The Pocket Pema Chödrön

Discussion Facilitator: Tod Fiste. May 11, 2019.

We discussed the first two readings from The Pocket Pema Chödrön.

The Noble Heart

Bodhichitta is a Sanskrit word that means “noble or awakened heart." It is said to be present in all beings. Just as butter is inherent in milk and oil is inherent in a sesame seed, this soft spot is inherent in you and me.

It is said that in difficult times, it is only bodhichitta that heals. When inspiration has become hidden, when we feel ready to give up, this is the time when healing can be found in the tenderness of pain itself. This is the time to touch the genuine heart of bodhichitta. In the midst of loneliness, in the midst of fear, in the middle of feeling misunderstood and rejected is the heartbeat of all things, the genuine heart of sadness.

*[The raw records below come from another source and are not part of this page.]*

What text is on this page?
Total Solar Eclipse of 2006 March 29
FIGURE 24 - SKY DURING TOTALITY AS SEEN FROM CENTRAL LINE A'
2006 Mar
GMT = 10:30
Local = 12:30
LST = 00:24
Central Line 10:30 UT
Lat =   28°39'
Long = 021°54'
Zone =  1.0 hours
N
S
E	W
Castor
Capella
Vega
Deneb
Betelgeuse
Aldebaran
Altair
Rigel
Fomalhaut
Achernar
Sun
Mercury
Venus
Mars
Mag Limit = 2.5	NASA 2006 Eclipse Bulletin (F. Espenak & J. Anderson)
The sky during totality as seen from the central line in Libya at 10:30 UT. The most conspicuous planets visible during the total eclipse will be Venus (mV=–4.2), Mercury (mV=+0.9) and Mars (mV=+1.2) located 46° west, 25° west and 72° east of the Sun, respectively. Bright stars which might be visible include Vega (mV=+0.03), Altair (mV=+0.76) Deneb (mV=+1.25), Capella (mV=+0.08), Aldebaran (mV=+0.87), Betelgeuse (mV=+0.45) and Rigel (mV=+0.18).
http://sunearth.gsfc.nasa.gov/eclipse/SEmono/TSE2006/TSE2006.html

Just as a jewel that has been buried in the earth for a million years is not discolored or harmed, in the same way this noble heart is not affected by all of our kicking and screaming. The jewel can be brought out into the light at any time, and it will glow as brilliantly as if nothing had ever happened. No matter how committed we are to unkindness, selfishness, or greed, the genuine heart of bodhichitta cannot be lost. It is here in all that lives, never marred and completely whole.

WE ALREADY HAVE EVERYTHING

We already have everything we need. There is no need for self-improvement. All these trips that we lay on ourselves—the heavy-duty fearing that we're bad and hoping that we're good, the identities that we so dearly cling to, the rage, the jealousy, and the addictions of all kinds—never touch our basic wealth. They are like clouds that temporarily block the sun. But all the time our warmth and brilliance are right here. This is who we really are. We are one blink of an eye away from being fully awake.

Looking at ourselves this way is very different from our usual habit. From this perspective we don't need to change; you can feel as wretched as you like, and you're still a good candidate for enlightenment. You can feel like the world's most hopeless basket case, but that feeling is your wealth, not something to be thrown out or improved upon.

Chödrön Pema, and Eden Steinberg. The Pocket Pema Chödrön. Shambhala, 2017.